To achieve this improvement, I have a basic implementation built atop musl’s dynamic loader.

You can try, play with and track my changes on my fork of musl

  1. I’ve added support for a new environment variable RELOC_WRITE that when set will write the resolved symbols for each relocation to disk in a file set by the variable.

     ❯ RELOC_WRITE=relo.bin ./1_million_functions.bin &>/dev/null
    

    The resolves symbols are serialized as the simple structure below.

     typedef struct {
       // Type of the relocation
       int type;
       // Symbol value which is typically the offset
       size_t st_value;
       // Offset of the relocation
       size_t offset;
       // Absolute path of the DSO where symbol was found
       char symbol_dso_name[255];
       // Name of the DSO that needs the relocation
       char dso_name[255];
     } CachedRelocInfo;
    

    This file contains all symbol relocations for the binary and it’s dependent shared libraries.

  2. We add this serialized file to the ELF binary as a new section using objcopy

     ❯ objcopy --add-section .reloc.cache=relo.bin \
         --set-section-flags .reloc.cache=noload,readonly 1_million_functions.bin  \
         1_million_functions.bin
    
  3. Run the program again, and the dynamic linker will use the cached symbol resolutions if the section .reloc.cache is present.

     ❯ ./1_million_functions.bin
    

    The dynamic linker will load the symbol resolutions and apply them to the relocations in the binary. The DSO names for each entry are needed so that the base address for the offset of the relocation and the symbol value can be calculated. This allows this optimization to work despite ASLR.

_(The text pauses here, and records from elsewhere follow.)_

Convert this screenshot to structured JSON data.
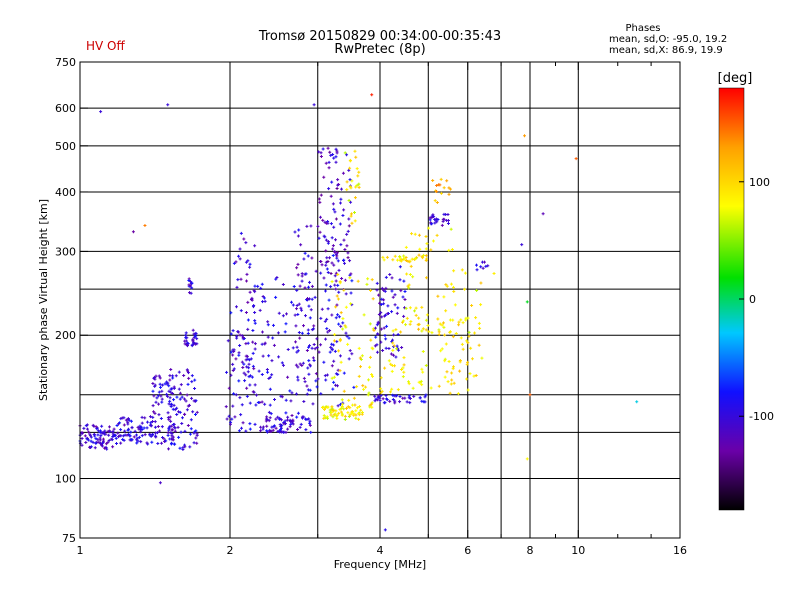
{
  "header": {
    "title": "Tromsø 20150829 00:34:00-00:35:43",
    "subtitle": "RwPretec (8p)",
    "status": "HV Off",
    "status_color": "#cc0000"
  },
  "stats": {
    "heading": "Phases",
    "line_o": "mean, sd,O: -95.0, 19.2",
    "line_x": "mean, sd,X: 86.9, 19.9"
  },
  "chart_data": {
    "type": "scatter",
    "title": "Tromsø 20150829 00:34:00-00:35:43",
    "subtitle": "RwPretec (8p)",
    "xlabel": "Frequency [MHz]",
    "ylabel": "Stationary phase Virtual Height [km]",
    "x_scale": "log",
    "y_scale": "log",
    "xlim": [
      1,
      16
    ],
    "ylim": [
      75,
      750
    ],
    "x_ticks": [
      {
        "value": 1,
        "label": "1"
      },
      {
        "value": 2,
        "label": "2"
      },
      {
        "value": 4,
        "label": "4"
      },
      {
        "value": 6,
        "label": "6"
      },
      {
        "value": 8,
        "label": "8"
      },
      {
        "value": 10,
        "label": "10"
      },
      {
        "value": 16,
        "label": "16"
      }
    ],
    "x_minor_ticks": [
      3,
      5,
      7,
      9,
      12,
      14
    ],
    "x_grid": [
      2,
      3,
      4,
      5,
      6,
      7,
      8,
      10
    ],
    "y_ticks": [
      {
        "value": 75,
        "label": "75"
      },
      {
        "value": 100,
        "label": "100"
      },
      {
        "value": 200,
        "label": "200"
      },
      {
        "value": 300,
        "label": "300"
      },
      {
        "value": 400,
        "label": "400"
      },
      {
        "value": 500,
        "label": "500"
      },
      {
        "value": 600,
        "label": "600"
      },
      {
        "value": 750,
        "label": "750"
      }
    ],
    "y_grid": [
      100,
      125,
      150,
      200,
      250,
      300,
      400,
      500,
      600
    ],
    "grid": true,
    "colorbar": {
      "label": "[deg]",
      "range": [
        -180,
        180
      ],
      "ticks": [
        {
          "value": 100,
          "label": "100"
        },
        {
          "value": 0,
          "label": "0"
        },
        {
          "value": -100,
          "label": "-100"
        }
      ],
      "colors": [
        "#000000",
        "#6a00a8",
        "#1010ff",
        "#00c8ff",
        "#00e000",
        "#ffff00",
        "#ffa000",
        "#ff0000"
      ]
    },
    "series": [
      {
        "kind": "cluster",
        "x": [
          1.0,
          1.18
        ],
        "y": [
          115,
          130
        ],
        "phase": -105,
        "count": 90
      },
      {
        "kind": "cluster",
        "x": [
          1.18,
          1.55
        ],
        "y": [
          118,
          135
        ],
        "phase": -100,
        "count": 110
      },
      {
        "kind": "cluster",
        "x": [
          1.4,
          1.55
        ],
        "y": [
          135,
          165
        ],
        "phase": -100,
        "count": 45
      },
      {
        "kind": "cluster",
        "x": [
          1.5,
          1.72
        ],
        "y": [
          115,
          170
        ],
        "phase": -100,
        "count": 90
      },
      {
        "kind": "cluster",
        "x": [
          1.62,
          1.72
        ],
        "y": [
          190,
          205
        ],
        "phase": -100,
        "count": 30
      },
      {
        "kind": "cluster",
        "x": [
          1.64,
          1.68
        ],
        "y": [
          245,
          265
        ],
        "phase": -100,
        "count": 12
      },
      {
        "kind": "cluster",
        "x": [
          1.96,
          2.2
        ],
        "y": [
          125,
          230
        ],
        "phase": -100,
        "count": 60
      },
      {
        "kind": "cluster",
        "x": [
          2.0,
          2.25
        ],
        "y": [
          170,
          330
        ],
        "phase": -105,
        "count": 50
      },
      {
        "kind": "cluster",
        "x": [
          2.2,
          3.0
        ],
        "y": [
          125,
          270
        ],
        "phase": -100,
        "count": 120
      },
      {
        "kind": "cluster",
        "x": [
          2.3,
          2.9
        ],
        "y": [
          125,
          135
        ],
        "phase": -100,
        "count": 70
      },
      {
        "kind": "cluster",
        "x": [
          2.7,
          3.3
        ],
        "y": [
          150,
          350
        ],
        "phase": -105,
        "count": 90
      },
      {
        "kind": "cluster",
        "x": [
          3.0,
          3.5
        ],
        "y": [
          250,
          500
        ],
        "phase": -110,
        "count": 90
      },
      {
        "kind": "cluster",
        "x": [
          3.1,
          3.55
        ],
        "y": [
          140,
          300
        ],
        "phase": -95,
        "count": 50
      },
      {
        "kind": "cluster",
        "x": [
          3.2,
          3.9
        ],
        "y": [
          140,
          270
        ],
        "phase": 90,
        "count": 70
      },
      {
        "kind": "cluster",
        "x": [
          3.4,
          3.65
        ],
        "y": [
          340,
          500
        ],
        "phase": 85,
        "count": 25
      },
      {
        "kind": "cluster",
        "x": [
          3.05,
          3.7
        ],
        "y": [
          133,
          142
        ],
        "phase": 85,
        "count": 60
      },
      {
        "kind": "cluster",
        "x": [
          3.9,
          4.5
        ],
        "y": [
          180,
          280
        ],
        "phase": -100,
        "count": 70
      },
      {
        "kind": "cluster",
        "x": [
          3.9,
          5.0
        ],
        "y": [
          144,
          150
        ],
        "phase": -100,
        "count": 40
      },
      {
        "kind": "cluster",
        "x": [
          4.0,
          5.3
        ],
        "y": [
          150,
          230
        ],
        "phase": 88,
        "count": 55
      },
      {
        "kind": "cluster",
        "x": [
          4.0,
          5.0
        ],
        "y": [
          285,
          295
        ],
        "phase": 90,
        "count": 30
      },
      {
        "kind": "cluster",
        "x": [
          4.5,
          5.6
        ],
        "y": [
          200,
          340
        ],
        "phase": 90,
        "count": 40
      },
      {
        "kind": "cluster",
        "x": [
          5.0,
          5.5
        ],
        "y": [
          340,
          360
        ],
        "phase": -100,
        "count": 25
      },
      {
        "kind": "cluster",
        "x": [
          5.1,
          5.6
        ],
        "y": [
          380,
          430
        ],
        "phase": 120,
        "count": 15
      },
      {
        "kind": "cluster",
        "x": [
          5.2,
          6.2
        ],
        "y": [
          150,
          220
        ],
        "phase": 90,
        "count": 45
      },
      {
        "kind": "cluster",
        "x": [
          5.3,
          6.8
        ],
        "y": [
          160,
          280
        ],
        "phase": 85,
        "count": 30
      },
      {
        "kind": "cluster",
        "x": [
          6.2,
          6.6
        ],
        "y": [
          270,
          285
        ],
        "phase": -100,
        "count": 8
      },
      {
        "kind": "point",
        "x": 1.5,
        "y": 610,
        "phase": -100
      },
      {
        "kind": "point",
        "x": 1.1,
        "y": 590,
        "phase": -100
      },
      {
        "kind": "point",
        "x": 2.95,
        "y": 610,
        "phase": -100
      },
      {
        "kind": "point",
        "x": 3.85,
        "y": 640,
        "phase": 170
      },
      {
        "kind": "point",
        "x": 7.8,
        "y": 525,
        "phase": 130
      },
      {
        "kind": "point",
        "x": 9.9,
        "y": 470,
        "phase": 150
      },
      {
        "kind": "point",
        "x": 8.5,
        "y": 360,
        "phase": -120
      },
      {
        "kind": "point",
        "x": 7.7,
        "y": 310,
        "phase": -100
      },
      {
        "kind": "point",
        "x": 7.9,
        "y": 235,
        "phase": 20
      },
      {
        "kind": "point",
        "x": 8.0,
        "y": 150,
        "phase": 150
      },
      {
        "kind": "point",
        "x": 7.9,
        "y": 110,
        "phase": 80
      },
      {
        "kind": "point",
        "x": 13.1,
        "y": 145,
        "phase": -20
      },
      {
        "kind": "point",
        "x": 4.1,
        "y": 78,
        "phase": -90
      },
      {
        "kind": "point",
        "x": 1.45,
        "y": 98,
        "phase": -110
      },
      {
        "kind": "point",
        "x": 1.35,
        "y": 340,
        "phase": 140
      },
      {
        "kind": "point",
        "x": 1.28,
        "y": 330,
        "phase": -130
      }
    ]
  }
}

🕵️ Further optimizations can be done by removing the name of the shared objects in the structure and replacing it with an index into the array of shared objects that are loaded. This is possible since the load order of shared objects must be deterministic to ensure reproducibility for symbol resolution.

❗ This optimization is only possible for store-based systems since the set of shared libraries is fixed and immutable. In a traditional Linux distribution, each shared library could be updated at any time, which would invalidate the cached symbol resolutions and their offsets.

Store-based systems allow us to revisit many of the assumptions that have been made in the past and I believe can lead to either a simpler or more efficient toolchain. So far, these systems have adopted the same assumptions, but hopefully with improvements such as this or shrinkwrap we can begin to see the benefits of the new paradigms they introduce.